What is a State? The State, according the Andrew Heywood, is the highest political entity in a country. It is not to be confused with the government. The State, like the Family or Civil Society, is an abstract concept, while the government is the body employed by the State to carry out the functions of the State. That is why there is a distinction between heads of government and heads of State. They are not, as the Pinoy English expression goes, “the same banana.” I think it is closer to our concept of “Bayan”, whereas the government is closer to our concept of “pamahalaan.”
The military is not supposed to be an agent of the government, but rather the State. For while the priorities of the government may change from term to term, the interests of the State remain the same. This is why there may be just coup de etats or military uprisings: because the government may betray State interests.
The State, as it is the highest political body in the land, should have the monopoly of the legitimate use of violence.
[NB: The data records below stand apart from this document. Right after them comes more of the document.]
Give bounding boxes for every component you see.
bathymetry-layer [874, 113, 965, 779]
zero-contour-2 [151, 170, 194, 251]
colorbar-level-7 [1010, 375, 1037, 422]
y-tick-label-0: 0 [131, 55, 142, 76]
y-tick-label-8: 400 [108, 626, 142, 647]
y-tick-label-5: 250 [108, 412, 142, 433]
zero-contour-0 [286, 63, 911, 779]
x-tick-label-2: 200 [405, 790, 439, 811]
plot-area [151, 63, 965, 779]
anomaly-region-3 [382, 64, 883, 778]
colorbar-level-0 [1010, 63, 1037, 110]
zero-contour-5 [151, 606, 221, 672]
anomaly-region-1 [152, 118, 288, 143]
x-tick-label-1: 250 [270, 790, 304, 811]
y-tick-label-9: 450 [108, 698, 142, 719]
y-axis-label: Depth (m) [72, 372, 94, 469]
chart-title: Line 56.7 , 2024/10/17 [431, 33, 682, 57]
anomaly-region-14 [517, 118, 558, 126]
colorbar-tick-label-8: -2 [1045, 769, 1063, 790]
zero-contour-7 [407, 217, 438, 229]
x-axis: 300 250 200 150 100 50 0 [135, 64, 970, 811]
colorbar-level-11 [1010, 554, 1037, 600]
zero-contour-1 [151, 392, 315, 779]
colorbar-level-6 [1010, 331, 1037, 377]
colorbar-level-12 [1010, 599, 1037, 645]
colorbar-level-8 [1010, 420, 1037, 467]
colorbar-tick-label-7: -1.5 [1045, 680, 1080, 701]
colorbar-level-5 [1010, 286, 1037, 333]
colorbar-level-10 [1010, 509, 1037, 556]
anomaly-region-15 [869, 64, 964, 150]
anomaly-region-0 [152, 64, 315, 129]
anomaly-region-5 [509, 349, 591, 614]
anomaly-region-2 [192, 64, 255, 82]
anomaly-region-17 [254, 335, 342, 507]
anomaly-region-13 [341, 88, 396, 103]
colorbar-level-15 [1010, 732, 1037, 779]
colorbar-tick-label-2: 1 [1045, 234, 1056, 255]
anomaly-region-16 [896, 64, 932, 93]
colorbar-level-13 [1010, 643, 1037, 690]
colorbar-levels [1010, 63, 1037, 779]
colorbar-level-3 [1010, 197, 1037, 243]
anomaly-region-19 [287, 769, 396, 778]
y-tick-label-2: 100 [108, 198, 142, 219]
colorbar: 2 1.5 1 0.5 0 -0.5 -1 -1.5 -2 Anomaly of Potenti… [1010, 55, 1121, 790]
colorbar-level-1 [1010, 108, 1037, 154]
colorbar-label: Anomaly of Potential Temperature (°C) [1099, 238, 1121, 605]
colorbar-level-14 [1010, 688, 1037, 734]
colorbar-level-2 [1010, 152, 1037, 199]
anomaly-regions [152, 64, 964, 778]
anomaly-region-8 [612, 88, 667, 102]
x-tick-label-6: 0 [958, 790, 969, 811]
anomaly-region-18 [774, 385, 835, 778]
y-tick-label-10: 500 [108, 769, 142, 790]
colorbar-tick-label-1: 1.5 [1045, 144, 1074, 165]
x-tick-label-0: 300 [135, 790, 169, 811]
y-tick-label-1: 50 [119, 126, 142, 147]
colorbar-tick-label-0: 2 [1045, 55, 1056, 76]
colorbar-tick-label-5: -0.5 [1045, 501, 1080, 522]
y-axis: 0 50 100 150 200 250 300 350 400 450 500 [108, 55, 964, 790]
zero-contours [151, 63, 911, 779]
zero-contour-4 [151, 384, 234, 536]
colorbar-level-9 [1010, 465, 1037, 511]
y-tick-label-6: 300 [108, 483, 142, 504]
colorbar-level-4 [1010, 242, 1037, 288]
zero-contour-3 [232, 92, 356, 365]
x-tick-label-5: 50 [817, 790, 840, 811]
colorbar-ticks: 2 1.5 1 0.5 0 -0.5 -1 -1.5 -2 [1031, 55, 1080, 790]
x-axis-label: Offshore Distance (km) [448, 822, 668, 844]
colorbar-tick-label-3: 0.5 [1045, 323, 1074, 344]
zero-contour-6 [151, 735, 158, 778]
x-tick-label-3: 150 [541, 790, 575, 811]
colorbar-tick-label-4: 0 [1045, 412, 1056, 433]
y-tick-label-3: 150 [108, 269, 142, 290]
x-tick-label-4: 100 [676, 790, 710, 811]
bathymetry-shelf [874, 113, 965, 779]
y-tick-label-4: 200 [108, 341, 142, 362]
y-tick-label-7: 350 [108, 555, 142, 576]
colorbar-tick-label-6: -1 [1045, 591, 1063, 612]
This requirement is fulfilled by the military and the police force. But the difference is that the police force serves the State only indirectly, as it is directly the arm of the government. That is why it is weird for a military person to say that he or she enforces “the rule of law.” Such is the job of the police force. The military is supposed to be concerned with balancing those who challenge the State’s sovereignty, internally and externally.
By this definition we can say that the military is indeed political. Its existence is borne out of political necessity. However, when we say “influenced by politics” it is not a question of should the military be political (it is, by its definition). It is a question of whether or not the military should be politicized.
In the context of the Philippines, at least, being “politicized” means to be subject to the influences of a political and economic elite. When the military, for example, massacres farmers expressing dissent against their landlords, that is the military being politicized. When the military is ordered to abduct and kill political opponents by a dictator, that is not serving the interest of the State, but rather the political leader and his or her government. When coup de etats are quelled by the promise of positions in the government for the generals and support for their campaigns as members of the Congress, that is the military being politicized. This is prevalent in our country. This has been the case, especially post-Marcos.
Does this confusion, then, cause conflict? It does. Internally, those who espouse different political views about how the government is running the State are always in the fear of being eliminated. Military personnel, especially the higher-ups feel entitled to bargain with senators and the executive for personal interests, as they have something to offer in return. We end up with a military with an identity crisis: unaware of what is justly required of them. Do they serve the State or the political and economic elite?
Externally, we are left with a military force which stands inferior against external threats. Because the government allots funds largely to the military to fund elite interests (i.e. militarization) rather than interests of the State (e.g. strengthening border defense, in the case of the territorial disputes with China), we end up with a military that is not only laughable, but is more of a threat to its own People, to its own State, rather than to external challengers.